Machine Learning isn’t the Answer to Every Data Problem

“Machine Learning” is an extremely hot term these days.  People are talking about machine learning for almost everything.  It will make you more handsome, whiten your teeth and ensure your team wins the championship.  And while we at Waterline Data are big proponents of machine learning in the context of data catalogs, we also acknowledge that it won’t do everything.

Now what Machine Learning is good for is doing things like automatically looking at data values in a column of data and determining what that column consists of so it can be labeled and tagged.  Is it a name?  Is it an address?  Is it a customer number?  Is it a product ID?  It can also profile the data and provide objective statistical analysis about the completeness or consistency of data.

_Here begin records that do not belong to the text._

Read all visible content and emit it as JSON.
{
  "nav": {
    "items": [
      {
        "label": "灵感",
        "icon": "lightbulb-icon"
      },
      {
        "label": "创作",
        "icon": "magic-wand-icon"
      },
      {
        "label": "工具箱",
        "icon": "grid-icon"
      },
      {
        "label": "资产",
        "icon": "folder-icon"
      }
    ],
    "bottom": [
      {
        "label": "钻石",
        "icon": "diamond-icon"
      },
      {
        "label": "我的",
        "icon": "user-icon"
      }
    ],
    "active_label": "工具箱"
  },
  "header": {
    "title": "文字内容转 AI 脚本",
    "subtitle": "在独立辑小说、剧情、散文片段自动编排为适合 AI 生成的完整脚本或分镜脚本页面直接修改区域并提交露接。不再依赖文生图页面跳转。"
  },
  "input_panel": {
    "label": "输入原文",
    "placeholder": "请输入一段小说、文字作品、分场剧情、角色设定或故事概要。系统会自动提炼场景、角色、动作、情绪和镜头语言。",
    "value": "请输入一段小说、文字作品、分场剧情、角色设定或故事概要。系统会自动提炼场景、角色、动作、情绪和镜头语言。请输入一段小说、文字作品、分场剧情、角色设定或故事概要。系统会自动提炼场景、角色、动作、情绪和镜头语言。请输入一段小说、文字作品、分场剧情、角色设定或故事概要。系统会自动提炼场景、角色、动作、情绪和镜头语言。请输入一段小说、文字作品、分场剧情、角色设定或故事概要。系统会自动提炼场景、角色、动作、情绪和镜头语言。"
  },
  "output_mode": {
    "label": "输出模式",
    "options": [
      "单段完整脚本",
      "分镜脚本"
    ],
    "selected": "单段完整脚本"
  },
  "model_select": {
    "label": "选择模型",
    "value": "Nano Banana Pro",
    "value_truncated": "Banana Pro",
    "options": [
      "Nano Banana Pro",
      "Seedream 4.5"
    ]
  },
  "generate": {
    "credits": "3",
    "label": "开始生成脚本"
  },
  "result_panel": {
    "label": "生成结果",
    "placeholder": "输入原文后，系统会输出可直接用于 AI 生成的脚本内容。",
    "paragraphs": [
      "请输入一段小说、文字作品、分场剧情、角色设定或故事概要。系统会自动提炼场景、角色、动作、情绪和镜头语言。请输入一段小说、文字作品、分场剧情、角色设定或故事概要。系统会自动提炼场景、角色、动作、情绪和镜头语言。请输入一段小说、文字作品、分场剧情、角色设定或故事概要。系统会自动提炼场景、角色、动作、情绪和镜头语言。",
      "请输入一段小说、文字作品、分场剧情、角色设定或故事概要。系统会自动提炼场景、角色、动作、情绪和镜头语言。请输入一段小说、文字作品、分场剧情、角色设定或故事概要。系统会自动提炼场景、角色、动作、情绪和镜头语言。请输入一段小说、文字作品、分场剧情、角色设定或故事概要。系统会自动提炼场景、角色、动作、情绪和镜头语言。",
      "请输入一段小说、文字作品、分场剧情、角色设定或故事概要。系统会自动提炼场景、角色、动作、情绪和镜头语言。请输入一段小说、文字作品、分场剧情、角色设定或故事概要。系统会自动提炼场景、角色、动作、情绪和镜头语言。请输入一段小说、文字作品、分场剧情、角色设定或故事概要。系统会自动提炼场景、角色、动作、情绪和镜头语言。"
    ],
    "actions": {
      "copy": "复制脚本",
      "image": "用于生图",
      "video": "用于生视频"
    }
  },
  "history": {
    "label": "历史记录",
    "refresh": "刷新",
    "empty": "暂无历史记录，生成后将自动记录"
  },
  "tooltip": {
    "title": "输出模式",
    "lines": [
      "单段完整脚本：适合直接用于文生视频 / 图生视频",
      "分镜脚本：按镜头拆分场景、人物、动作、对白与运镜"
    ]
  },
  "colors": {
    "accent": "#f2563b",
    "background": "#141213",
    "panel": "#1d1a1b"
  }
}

Of course, most organizations have so much data that they can’t reasonably crowdsource the tagging of all of their data.  There has to be some sort of smart algorithm that can do a lot of the heavy lifting along with human curation that corrects the algorithmic errors.  That is where the machine learning also kicks in. When a human corrects a machine based tagging error, machine learning does it things and learns from the correction.

However, there are many things that machine learning cannot do, at least not yet.  And this is where ratings, reviews, and comments by humans about datasets come into the picture.   Machine learning isn’t very useful when it comes to context or having an opinion about how useful a particular data set was within a given context.  This is where adding ratings and reviews to an automated tagging in a data catalog can help.

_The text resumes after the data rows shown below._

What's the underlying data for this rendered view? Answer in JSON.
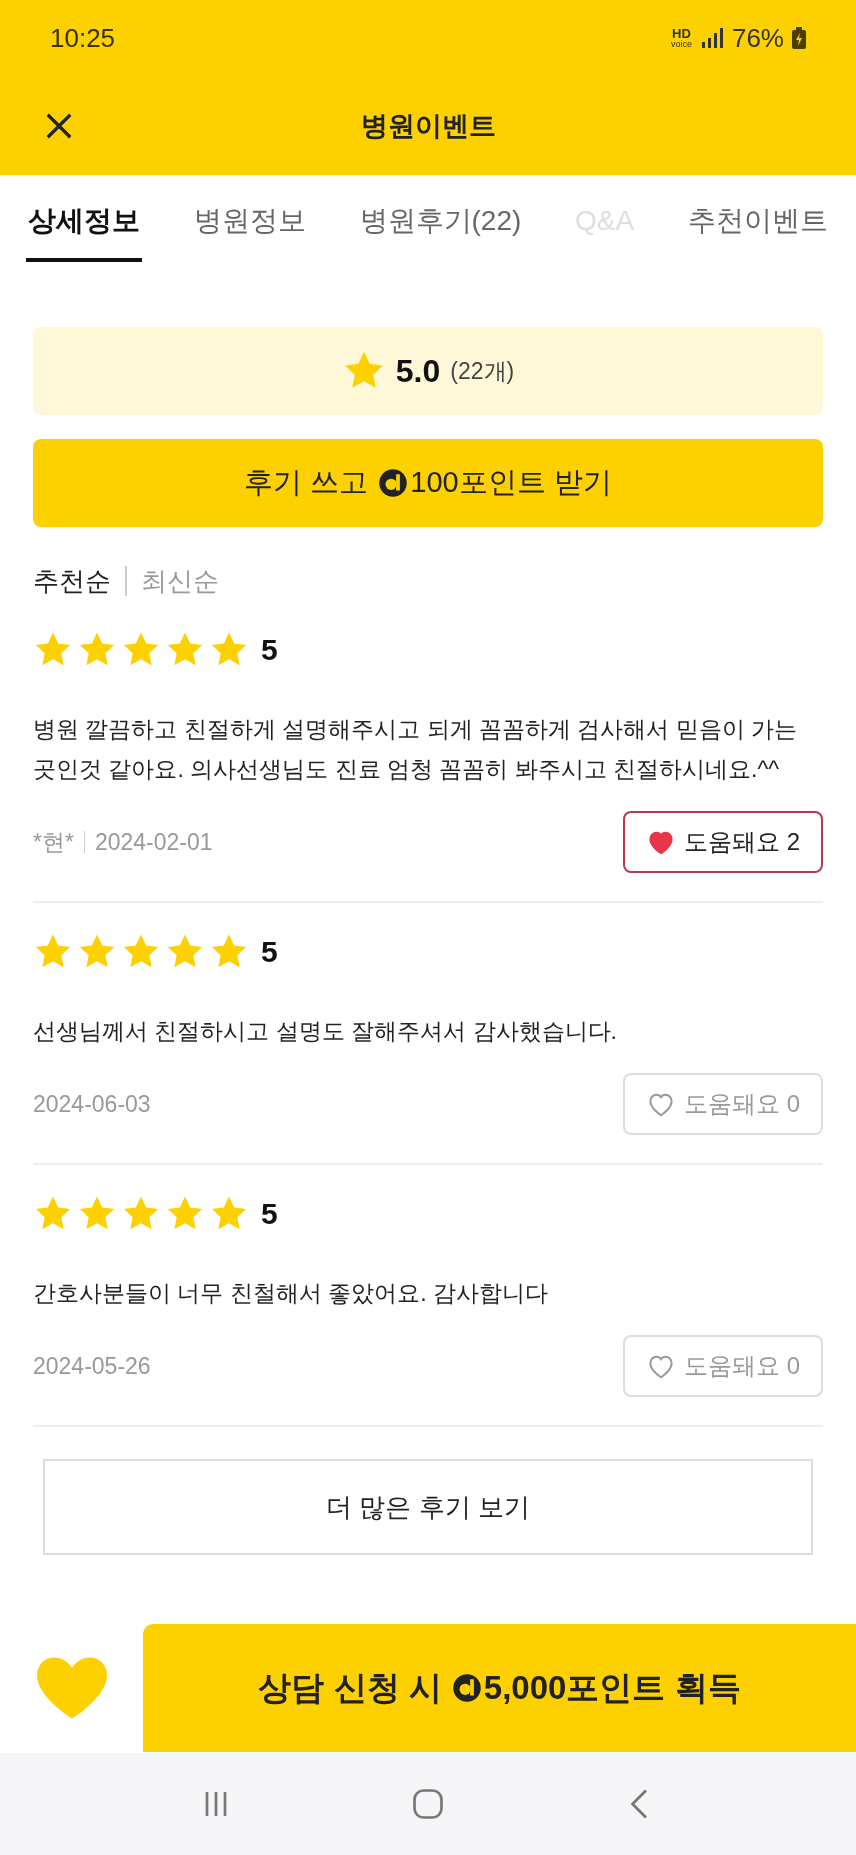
{
  "status_bar": {
    "time": "10:25",
    "hd": "HD",
    "voice": "voice",
    "battery": "76%"
  },
  "header": {
    "title": "병원이벤트"
  },
  "tabs": [
    {
      "label": "상세정보",
      "selected": true,
      "disabled": false
    },
    {
      "label": "병원정보",
      "selected": false,
      "disabled": false
    },
    {
      "label": "병원후기(22)",
      "selected": false,
      "disabled": false
    },
    {
      "label": "Q&A",
      "selected": false,
      "disabled": true
    },
    {
      "label": "추천이벤트",
      "selected": false,
      "disabled": false
    }
  ],
  "rating_summary": {
    "score": "5.0",
    "count": "(22개)"
  },
  "write_review_button": {
    "before": "후기 쓰고",
    "after": "100포인트 받기"
  },
  "sort_options": [
    {
      "label": "추천순",
      "selected": true
    },
    {
      "label": "최신순",
      "selected": false
    }
  ],
  "reviews": [
    {
      "stars": 5,
      "rating": "5",
      "text": "병원 깔끔하고 친절하게 설명해주시고 되게 꼼꼼하게 검사해서 믿음이 가는 곳인것 같아요. 의사선생님도 진료 엄청 꼼꼼히 봐주시고 친절하시네요.^^",
      "author": "*현*",
      "date": "2024-02-01",
      "helpful_label": "도움돼요",
      "helpful_count": "2",
      "liked": true
    },
    {
      "stars": 5,
      "rating": "5",
      "text": "선생님께서 친절하시고 설명도 잘해주셔서 감사했습니다.",
      "date": "2024-06-03",
      "helpful_label": "도움돼요",
      "helpful_count": "0",
      "liked": false
    },
    {
      "stars": 5,
      "rating": "5",
      "text": "간호사분들이 너무 친철해서 좋았어요. 감사합니다",
      "date": "2024-05-26",
      "helpful_label": "도움돼요",
      "helpful_count": "0",
      "liked": false
    }
  ],
  "more_reviews_button": "더 많은 후기 보기",
  "consult_button": {
    "before": "상담 신청 시",
    "after": "5,000포인트 획득"
  }
}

Was the data useful for the analysis I used it for?  Perhaps it is good for HR but not for finance?   Or maybe a dataset was well curated by someone and because of that, there is a comment telling me that I should use a different data set than the one I am looking at right now that is derived from this one.  And while a machine learning algorithm can discover lineage and show upstream sources and downstream consumers of a dataset, it is much easier if someone has commented about the relative value of the various data sets in that data flow and I can just read their comments.

That said, it is nice to have objective profiling and quality information provided by an automated discovery process to validate the human comments.  So both the automation and the ratings, reviews, and comments go hand in hand to reinforce the value of the other.

The bottom line is that to deal with the scale of data in today’s worlds, automation, algorithms and machine learning are necessary to deal with the scale.  But that still doesn’t remove the additional value added of a human opinion and perspective at the right place and time.